Hey, Ho…
How delightful to hear from you, after our college trustee spouse reunion and graduation ceremony. I had a great time. Sorry to run off like that, but I couldn’t take the heat. Not to mention the glandular moisture that Julianne Margulies was giving me. I heard that she was totally naked under that black robe she wore during her speech. It was a hot day after all. Then she had to boast gracelessly about how much money the network offered her to come back for another season. I felt bad for the hundreds of students in the audience. They’ll never see that kind of money in their entire lives. The best part was meeting her afterwards, without her robe on, in an outfit that looked like a baseball suit, white with pin stripes. I kept trying to look at her back to see what team it was. Then her husband showed up. Oy. He looked like a little boy who had outgrown his suit. They tell me that’s the current fashion.

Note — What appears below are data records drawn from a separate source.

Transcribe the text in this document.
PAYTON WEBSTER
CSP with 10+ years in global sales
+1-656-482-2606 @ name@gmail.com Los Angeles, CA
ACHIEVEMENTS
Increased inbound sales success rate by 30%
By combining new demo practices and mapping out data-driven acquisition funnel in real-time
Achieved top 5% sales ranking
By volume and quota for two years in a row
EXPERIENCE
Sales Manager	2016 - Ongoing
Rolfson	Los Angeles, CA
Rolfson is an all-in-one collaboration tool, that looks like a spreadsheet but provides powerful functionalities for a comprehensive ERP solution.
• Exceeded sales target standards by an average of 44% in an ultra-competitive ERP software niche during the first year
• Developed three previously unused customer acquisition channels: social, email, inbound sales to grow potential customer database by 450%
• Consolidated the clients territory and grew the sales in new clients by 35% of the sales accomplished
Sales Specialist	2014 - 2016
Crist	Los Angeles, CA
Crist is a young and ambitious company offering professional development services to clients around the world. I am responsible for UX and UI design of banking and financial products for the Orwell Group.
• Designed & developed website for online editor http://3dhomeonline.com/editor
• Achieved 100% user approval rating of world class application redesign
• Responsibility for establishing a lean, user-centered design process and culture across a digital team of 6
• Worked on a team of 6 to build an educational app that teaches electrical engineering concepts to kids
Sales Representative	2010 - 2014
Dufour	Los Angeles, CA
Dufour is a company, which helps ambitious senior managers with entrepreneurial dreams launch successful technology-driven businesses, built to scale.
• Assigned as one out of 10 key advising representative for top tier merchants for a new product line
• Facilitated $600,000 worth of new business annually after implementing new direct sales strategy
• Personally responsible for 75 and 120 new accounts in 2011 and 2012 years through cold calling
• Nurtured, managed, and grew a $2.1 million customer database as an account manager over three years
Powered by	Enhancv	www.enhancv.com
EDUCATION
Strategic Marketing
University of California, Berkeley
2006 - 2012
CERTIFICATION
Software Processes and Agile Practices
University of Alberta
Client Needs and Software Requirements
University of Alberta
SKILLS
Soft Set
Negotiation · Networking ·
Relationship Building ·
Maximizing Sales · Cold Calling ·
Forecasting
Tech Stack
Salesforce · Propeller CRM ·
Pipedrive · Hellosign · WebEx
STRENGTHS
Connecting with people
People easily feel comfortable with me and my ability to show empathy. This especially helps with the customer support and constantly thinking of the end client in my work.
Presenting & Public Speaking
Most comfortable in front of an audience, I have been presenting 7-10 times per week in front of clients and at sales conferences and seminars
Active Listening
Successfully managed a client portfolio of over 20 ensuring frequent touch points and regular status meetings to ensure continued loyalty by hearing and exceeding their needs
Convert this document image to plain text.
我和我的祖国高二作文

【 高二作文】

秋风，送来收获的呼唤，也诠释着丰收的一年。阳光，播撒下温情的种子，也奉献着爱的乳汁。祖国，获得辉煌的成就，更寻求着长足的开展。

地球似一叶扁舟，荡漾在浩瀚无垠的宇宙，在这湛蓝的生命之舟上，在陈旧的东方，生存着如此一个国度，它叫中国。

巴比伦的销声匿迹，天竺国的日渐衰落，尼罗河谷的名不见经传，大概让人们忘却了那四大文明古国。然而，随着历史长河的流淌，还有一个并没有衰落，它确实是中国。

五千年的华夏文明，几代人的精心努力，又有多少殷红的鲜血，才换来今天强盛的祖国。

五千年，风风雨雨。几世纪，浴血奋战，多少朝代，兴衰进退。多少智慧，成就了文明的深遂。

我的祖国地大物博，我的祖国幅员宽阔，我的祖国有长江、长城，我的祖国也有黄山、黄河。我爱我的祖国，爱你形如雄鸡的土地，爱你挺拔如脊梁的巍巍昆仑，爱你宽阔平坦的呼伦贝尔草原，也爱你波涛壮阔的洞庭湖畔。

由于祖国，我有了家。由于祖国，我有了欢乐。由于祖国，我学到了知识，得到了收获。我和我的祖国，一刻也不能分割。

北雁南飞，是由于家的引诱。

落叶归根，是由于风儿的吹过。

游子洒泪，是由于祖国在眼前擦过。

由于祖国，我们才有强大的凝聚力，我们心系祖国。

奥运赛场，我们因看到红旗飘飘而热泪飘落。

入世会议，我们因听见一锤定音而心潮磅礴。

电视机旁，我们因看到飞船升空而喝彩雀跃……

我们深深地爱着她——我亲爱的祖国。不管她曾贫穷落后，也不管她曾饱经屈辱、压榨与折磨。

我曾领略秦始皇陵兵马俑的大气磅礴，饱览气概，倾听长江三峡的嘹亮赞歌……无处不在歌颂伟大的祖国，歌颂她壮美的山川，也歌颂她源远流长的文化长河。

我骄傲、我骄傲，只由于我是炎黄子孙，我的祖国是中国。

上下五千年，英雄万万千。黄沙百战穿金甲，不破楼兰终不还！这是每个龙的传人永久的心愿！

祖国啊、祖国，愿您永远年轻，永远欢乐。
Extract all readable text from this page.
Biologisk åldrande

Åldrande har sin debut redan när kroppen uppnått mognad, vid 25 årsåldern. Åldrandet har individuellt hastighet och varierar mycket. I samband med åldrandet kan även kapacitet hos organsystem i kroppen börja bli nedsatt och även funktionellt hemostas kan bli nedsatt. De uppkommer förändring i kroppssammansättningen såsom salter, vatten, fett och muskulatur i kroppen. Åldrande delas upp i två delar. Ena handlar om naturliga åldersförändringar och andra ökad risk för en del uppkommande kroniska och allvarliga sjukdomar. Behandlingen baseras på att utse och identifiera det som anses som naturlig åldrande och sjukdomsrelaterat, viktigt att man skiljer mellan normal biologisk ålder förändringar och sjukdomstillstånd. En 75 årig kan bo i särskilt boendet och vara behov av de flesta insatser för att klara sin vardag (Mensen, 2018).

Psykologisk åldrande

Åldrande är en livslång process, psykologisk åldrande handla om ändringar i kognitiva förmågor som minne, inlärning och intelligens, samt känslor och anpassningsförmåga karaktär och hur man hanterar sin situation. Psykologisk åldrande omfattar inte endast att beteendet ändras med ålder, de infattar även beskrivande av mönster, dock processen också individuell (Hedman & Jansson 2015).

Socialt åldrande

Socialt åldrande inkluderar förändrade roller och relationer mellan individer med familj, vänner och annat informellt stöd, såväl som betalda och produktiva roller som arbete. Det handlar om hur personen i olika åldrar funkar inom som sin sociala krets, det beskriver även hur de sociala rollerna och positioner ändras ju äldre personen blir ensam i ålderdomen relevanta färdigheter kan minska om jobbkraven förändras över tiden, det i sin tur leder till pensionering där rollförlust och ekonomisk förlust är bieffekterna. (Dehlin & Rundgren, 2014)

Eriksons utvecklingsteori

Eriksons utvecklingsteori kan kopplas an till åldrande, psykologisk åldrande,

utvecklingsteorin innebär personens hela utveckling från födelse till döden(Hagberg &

And guess what else? At the graduation, we were sitting behind the Hathaway family, whose son was graduating (he gave a speech, as I feebly recall). Somebody told me later that those people were the Anne-Hathaways. So while we just sat there holding our schmeckels, she was probably there in front of us, playing with her own little schnitzel. And we missed it. That’s what happens when you get old, and your pheromone receptors get clogged.
And now, a digression.
Thoughts on Alexander McKendrick
A. MacKendrick is a tough case. While I appreciate Sweet Smell of Success, his other stuff is harder to take (e.g. the Ealing Studio comedies). I don’t think he’s the auteur of my dreams. And then there’s Don’t Make Waves, his last film, reputed to be a California beach culture counterpart to SSS. And it is impossible to take, but for the glorious Claudia Cardinale, the titular head of the female cast (such titles) and the equally glorious, robust Sharon Tate (equally well-titled). This film looks more like it was made by A. Schmendrick.
But I like SSS because of Tony Curtis, who is also in Don’t Make Waves. I love TC, especially his Blake Edwards films and, of course, Some Like It Hot. Hell, just the latter…would have been enough. Speaking of TC, he wrote two autobiographies (one wasn’t enough?); in the second one he tells a great story. It occurs in the days of the Yidish theater, during a performance of Hamlet in Yidish by someone who was the greatest actor of his generation. At the end of this brilliant performance, the actor dies, right there, on stage. The audience gasps, falls silent, the master of ceremonies runs out and , completely distraught, shouts “What are we to do?” Someone in the audience yells, “Give him an enema!” “An enema? That’s not going to help!” The answer? “It can’t hurt.”
I also checked out your website. Cool! More on that later; perhaps I could interest you in one of my screenplays? No? I have an investment product that I know you would like. For your retirement.
Loive to you and Stephanie. Loive? Oive.